You don't have to shut down your browser though, you can just go back to metafilter.com.
posted by cCranium at 12:25 PM on October 2, 2001


you can just go back to metafilter.com

Uh-oh. You should never say that to a newbie overposting zealot like me...
To go off on a tangent, though, to thank you for your help, I noticed on your profile the brotherly reason for your monicker: both of us have craniums that are far larger than normal.
Tell me about it, Rob! Ever since I was 18 and walked into a hat shop, going for the Edward G.Robinson look, I've had the same problem. The guy looks at me and assures me theu have all sizes, "even for elephants". But not one of them fits.

So eight years pass; it's my first time in New York, I head straight for Stetson, aching for one of those ten-gallon hats. What happens? They apologize. Twice they come with the tape-measure and make compassionate noises with their lips.

My brother, even more big-headed than I am(I hope no one else is reading this)has the same problem. Plus he's a devout soccer fan, so it really cramps his style on Sunday afternoons at the Benfica stadium.

To make things worse, the epithet "hidrocéfalo" is much loved by us Portuguese. We do keep pulling out the same dog-eared 50's paperback about how it's a sign of intelligence, save the whales and all that, but to no avail.

And yet...and yet "crânio", in Portuguese, means "genius".
So please feel free - you and your brother - to say that there is at least one country in the world where size is important.

(Not refreshing, or indeed moving, after I hit the "Post" button, promise)
posted by MiguelCardoso at 12:56 PM on October 2, 2001


A variant problem (using IE 5 for Mac): When I hit the Preview or Post botton, the beachball turns, but nothing (visible) happens.

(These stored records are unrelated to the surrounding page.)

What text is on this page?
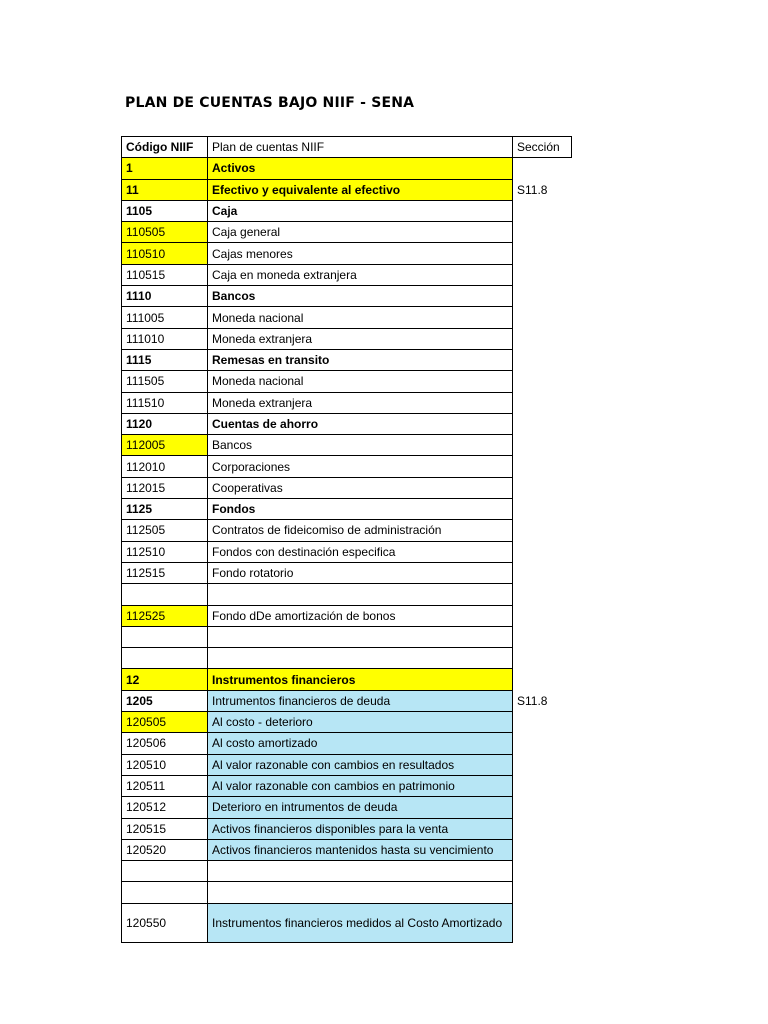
PLAN DE CUENTAS BAJO NIIF - SENA
Código NIIF	Plan de cuentas NIIF	Sección
1	Activos	
11	Efectivo y equivalente al efectivo	S11.8
1105	Caja	
110505	Caja general	
110510	Cajas menores	
110515	Caja en moneda extranjera	
1110	Bancos	
111005	Moneda nacional	
111010	Moneda extranjera	
1115	Remesas en transito	
111505	Moneda nacional	
111510	Moneda extranjera	
1120	Cuentas de ahorro	
112005	Bancos	
112010	Corporaciones	
112015	Cooperativas	
1125	Fondos	
112505	Contratos de fideicomiso de administración	
112510	Fondos con destinación especifica	
112515	Fondo rotatorio	

112525	Fondo dDe amortización de bonos	

12	Instrumentos financieros	
1205	Intrumentos financieros de deuda	S11.8
120505	Al costo - deterioro	
120506	Al costo amortizado	
120510	Al valor razonable con cambios en resultados	
120511	Al valor razonable con cambios en patrimonio	
120512	Deterioro en intrumentos de deuda	
120515	Activos financieros disponibles para la venta	
120520	Activos financieros mantenidos hasta su vencimiento	

120550	Instrumentos financieros medidos al Costo Amortizado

But if I Cancel (Apple +. ) and go to the mainpage, the post will have appeared (if I hit Post before)
posted by ParisParamus at 6:37 AM on October 3, 2001


Once you hit post, it's pretty much committed, competely and wholly.

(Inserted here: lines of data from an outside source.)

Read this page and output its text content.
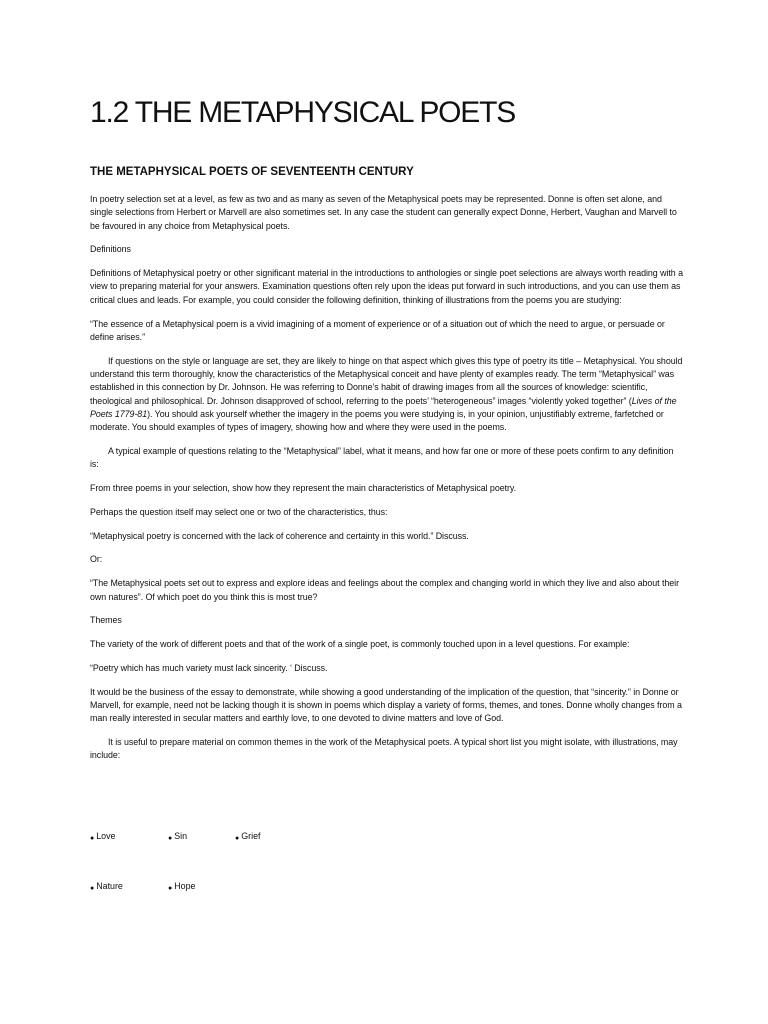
1.2 THE METAPHYSICAL POETS
THE METAPHYSICAL POETS OF SEVENTEENTH CENTURY

In poetry selection set at a level, as few as two and as many as seven of the Metaphysical poets may be represented. Donne is often set alone, and single selections from Herbert or Marvell are also sometimes set. In any case the student can generally expect Donne, Herbert, Vaughan and Marvell to be favoured in any choice from Metaphysical poets.

Definitions

Definitions of Metaphysical poetry or other significant material in the introductions to anthologies or single poet selections are always worth reading with a view to preparing material for your answers. Examination questions often rely upon the ideas put forward in such introductions, and you can use them as critical clues and leads. For example, you could consider the following definition, thinking of illustrations from the poems you are studying:

“The essence of a Metaphysical poem is a vivid imagining of a moment of experience or of a situation out of which the need to argue, or persuade or define arises.”

If questions on the style or language are set, they are likely to hinge on that aspect which gives this type of poetry its title – Metaphysical. You should understand this term thoroughly, know the characteristics of the Metaphysical conceit and have plenty of examples ready. The term “Metaphysical” was established in this connection by Dr. Johnson. He was referring to Donne’s habit of drawing images from all the sources of knowledge: scientific, theological and philosophical. Dr. Johnson disapproved of school, referring to the poets’ “heterogeneous” images “violently yoked together” (Lives of the Poets 1779-81). You should ask yourself whether the imagery in the poems you were studying is, in your opinion, unjustifiably extreme, farfetched or moderate. You should examples of types of imagery, showing how and where they were used in the poems.

A typical example of questions relating to the “Metaphysical” label, what it means, and how far one or more of these poets confirm to any definition is:

From three poems in your selection, show how they represent the main characteristics of Metaphysical poetry.

Perhaps the question itself may select one or two of the characteristics, thus:

“Metaphysical poetry is concerned with the lack of coherence and certainty in this world.” Discuss.

Or:

“The Metaphysical poets set out to express and explore ideas and feelings about the complex and changing world in which they live and also about their own natures”. Of which poet do you think this is most true?

Themes

The variety of the work of different poets and that of the work of a single poet, is commonly touched upon in a level questions. For example:

“Poetry which has much variety must lack sincerity. ‘ Discuss.

It would be the business of the essay to demonstrate, while showing a good understanding of the implication of the question, that “sincerity.” in Donne or Marvell, for example, need not be lacking though it is shown in poems which display a variety of forms, themes, and tones. Donne wholly changes from a man really interested in secular matters and earthly love, to one devoted to divine matters and love of God.

It is useful to prepare material on common themes in the work of the Metaphysical poets. A typical short list you might isolate, with illustrations, may include:

● Love	● Sin	● Grief
● Nature	● Hope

See, even if you hit post and close your browser, on the web server there's sitting a little message that says, in essence, "Add this information to the database."

At any given time there's a queue of these messages and a whole bunch of other messages, like, "Please send me this web page."

It takes a bit of time to process each message, and when there's thousands of them, the time adds up to a point where not only is it noticeable to us human folk, it becomes frustrating to us, so we close our browser, or hit "back" or do countless other things.

Unfortunately, once we send that message to the server, there's no way to bring it back or cancel it, so it sits there and gets processed while we're getting bored and going elsewhere.

In this particular case (and on most bulletin board type sites) after the server processes the "Please add" message, it sends a message back to your browser saying "Please go to this other web page now."

Your browser gets the message, then sends yet another one to the server that says "Please send me this other web page."

Once you hit post the only message you get back is the "Please ask me for this other webpage" one, your browser doesn't have anything to display because it's busy waiting the the server to respond to the new page request.

Basically, by the time you get to the white screen, your comment has long been added to the database. Probably. I won't get into the exceptions.

The nothing visible happening is mostly unrelated to the posting process. What's happening is that the server has so many other messages to deal with, it isn't able to respond to your "Please send me this other web page" message fast enough, so your browser has nothing to do.

It's not really a bug Matt can do anything about easily. He can theoretically beef up the server's ability to process information (via processor or ram upgrades) but that kind of thing costs money and once you get to a certain level of traffic it starts becomming extremely difficult for one single machine to handle everything.

Personally, if you're able to, I would suggest just not visiting between 12 and 2 eastern time. I haven't got the stats handy to prove it, but that has got to be the site's peak time, and it's definitely the timeframe in which I get the most timeouts.